1. The impact of Mentalization-Based Therapy (MBT) on our lives and people around us
Mentalization-Based Therapy (MBT) plays a pivotal role in emotional regulation, effective communication, and promoting positivity. It centres around mentalizing, which means seeing ourselves from the outside (imagining how others see us) and seeing others from the inside (imagining what the other person is thinking or feeling).
Mentalizing, or the ability to understand our own and others' mental states, is crucial for navigating relationships. During times of stress, our capacity to mentalize can diminish, leading to a "Mindless" state. MBT focuses on stabilizing the sense of self and managing emotional arousal, preventing overwhelming personal experiences from escalating. By adopting a curious mindset, MBT encourages exploring different perspectives and enhances empathy and compassion.
2. Curiosity and unlocking "Wise Mind"
Curiosity (instead of judgement) is the secret to unlocking the "Wise Mind" within the MBT framework. The mind tells us what we think and feel and why we behave as we are. Practicing mentalizing involves listening with curiosity, exploring various perspectives, and embracing the unknown. Working with the MBT model, we consider feelings, thoughts, beliefs, desires, and motivations. This curious approach expands the "Wise Mind," and as a result, we can have better relationships with ourselves and others.

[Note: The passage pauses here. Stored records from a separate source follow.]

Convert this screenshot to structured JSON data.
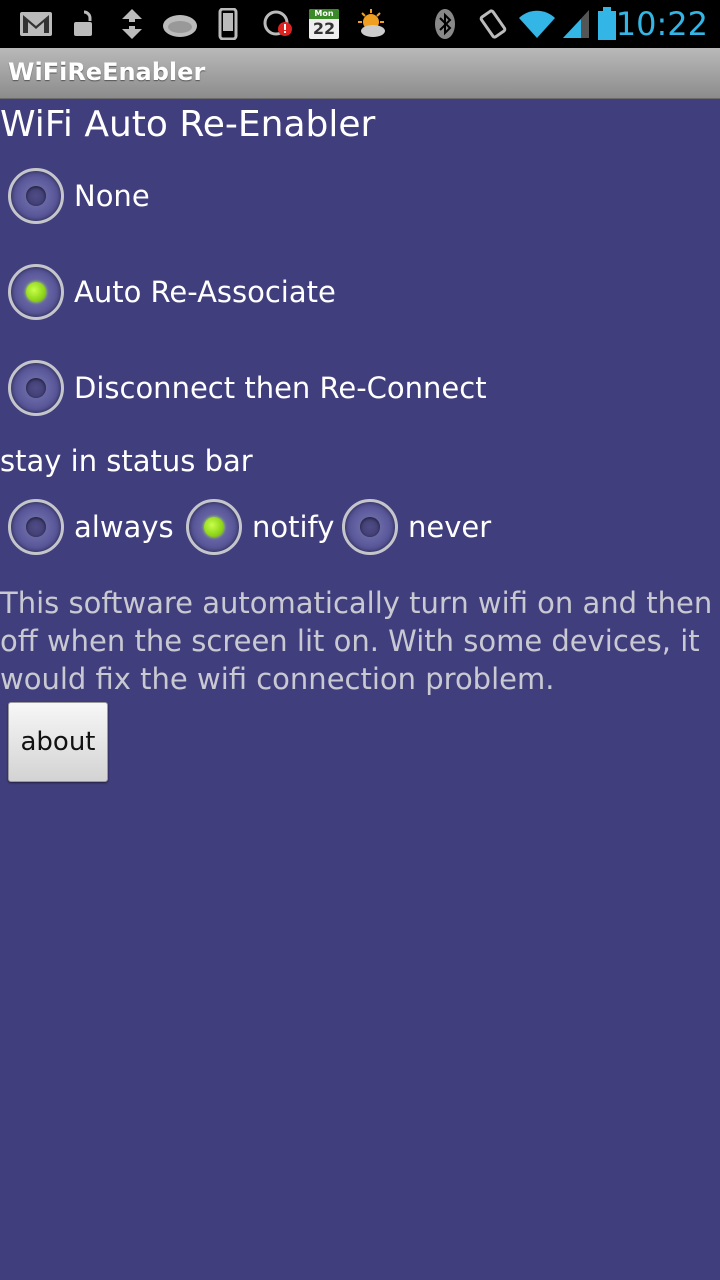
{
  "status_bar": {
    "time": "10:22",
    "calendar_day": "Mon",
    "calendar_date": "22",
    "icons": [
      "gmail-icon",
      "unlock-icon",
      "usb-debug-icon",
      "hedgehog-app-icon",
      "phone-icon",
      "alert-icon",
      "calendar-icon",
      "weather-icon",
      "bluetooth-icon",
      "rotate-icon",
      "wifi-icon",
      "signal-icon",
      "battery-icon"
    ]
  },
  "app_title": "WiFiReEnabler",
  "heading": "WiFi Auto Re-Enabler",
  "mode_options": [
    {
      "label": "None",
      "checked": false
    },
    {
      "label": "Auto Re-Associate",
      "checked": true
    },
    {
      "label": "Disconnect then Re-Connect",
      "checked": false
    }
  ],
  "status_bar_label": "stay in status bar",
  "status_options": [
    {
      "label": "always",
      "checked": false
    },
    {
      "label": "notify",
      "checked": true
    },
    {
      "label": "never",
      "checked": false
    }
  ],
  "description": "This software automatically turn wifi on and then off when the screen lit on.  With some devices, it would fix the wifi connection problem.",
  "about_button": "about",
  "colors": {
    "background": "#413e7d",
    "accent_time": "#33b5e5",
    "radio_checked": "#8fd51a"
  }
}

3. Signs of good and poor mentalizing
Good Mentalizing involves being aware of thoughts, active listening, considering different perspectives, pausing and maintaining a curious stance.
Poor Mentalizing includes certainty about one's and others' minds, making assumptions, ruminating (negative thinking), labelling, blaming, critical words, blowing things out of proportion, jumping to conclusions, focus on failures but never successes, not taking responsibility for our actions.

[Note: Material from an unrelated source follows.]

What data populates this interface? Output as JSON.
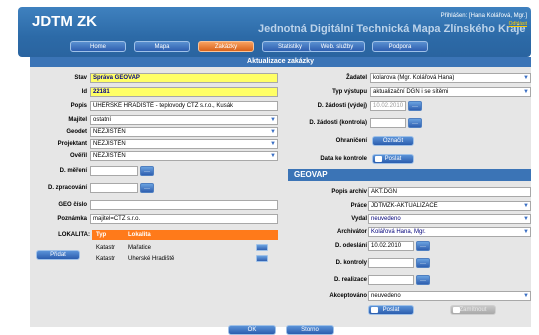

4. Balancing mentalizing poles
To achieve effective Mentalizing, we need a better balance in four Mentalizing Poles.
Cognition/Emotion (more logical mind vs impulsivity )
- Self /Others (limited capacity to perceive other people's states of mind and feelings vs focusing on other people's minds and emotions, neglecting ourselves)

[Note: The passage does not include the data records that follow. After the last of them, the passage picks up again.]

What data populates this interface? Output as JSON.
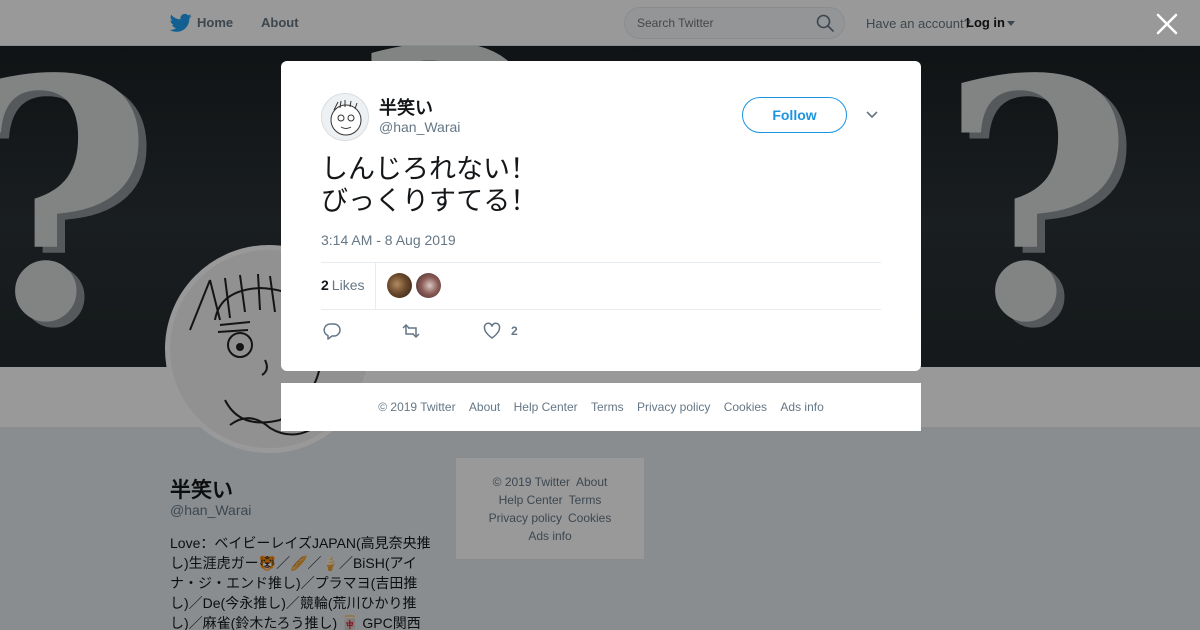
{
  "nav": {
    "home": "Home",
    "about": "About",
    "search_placeholder": "Search Twitter",
    "have_account": "Have an account?",
    "login": "Log in"
  },
  "profile": {
    "name": "半笑い",
    "handle": "@han_Warai",
    "bio": "Love：ベイビーレイズJAPAN(高見奈央推し)生涯虎ガー🐯／🥖／🍦／BiSH(アイナ・ジ・エンド推し)／プラマヨ(吉田推し)／De(今永推し)／競輪(荒川ひかり推し)／麻雀(鈴木たろう推し) 🀄 GPC関西"
  },
  "side_footer": {
    "row1": [
      "© 2019 Twitter",
      "About"
    ],
    "row2": [
      "Help Center",
      "Terms"
    ],
    "row3": [
      "Privacy policy",
      "Cookies"
    ],
    "row4": [
      "Ads info"
    ]
  },
  "tweet": {
    "name": "半笑い",
    "handle": "@han_Warai",
    "follow_label": "Follow",
    "text_line1": "しんじろれない！",
    "text_line2": "びっくりすてる！",
    "timestamp": "3:14 AM - 8 Aug 2019",
    "likes_count": "2",
    "likes_label": "Likes",
    "like_action_count": "2"
  },
  "modal_footer": {
    "copyright": "© 2019 Twitter",
    "about": "About",
    "help": "Help Center",
    "terms": "Terms",
    "privacy": "Privacy policy",
    "cookies": "Cookies",
    "ads": "Ads info"
  },
  "icons": {
    "nav_logo": "twitter-bird-icon",
    "search": "search-icon",
    "close": "close-icon",
    "reply": "reply-icon",
    "retweet": "retweet-icon",
    "like": "heart-icon",
    "more": "chevron-down-icon"
  },
  "colors": {
    "brand": "#1da1f2",
    "follow": "#1b95e0",
    "page_bg": "#e6ecf0"
  }
}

- Controlled/Automatic (a requirement for attention, effort and awareness vs lack of attention and reflection )
Internal /External (reflecting on other people's inner experiences vs making assumptions based on external things)
Mentalization-Based Treatment (MBT) offers a practical and transformative approach to understanding and improving our mental states, enhancing relationships, and fostering emotional well-being. It integrates the Reasonable Mind and the Emotional Mind to form the "Wise Mind." My experience shows that Mentalizing is a process of discovering Inner Wisdom. Our integration begins with Mentalizing.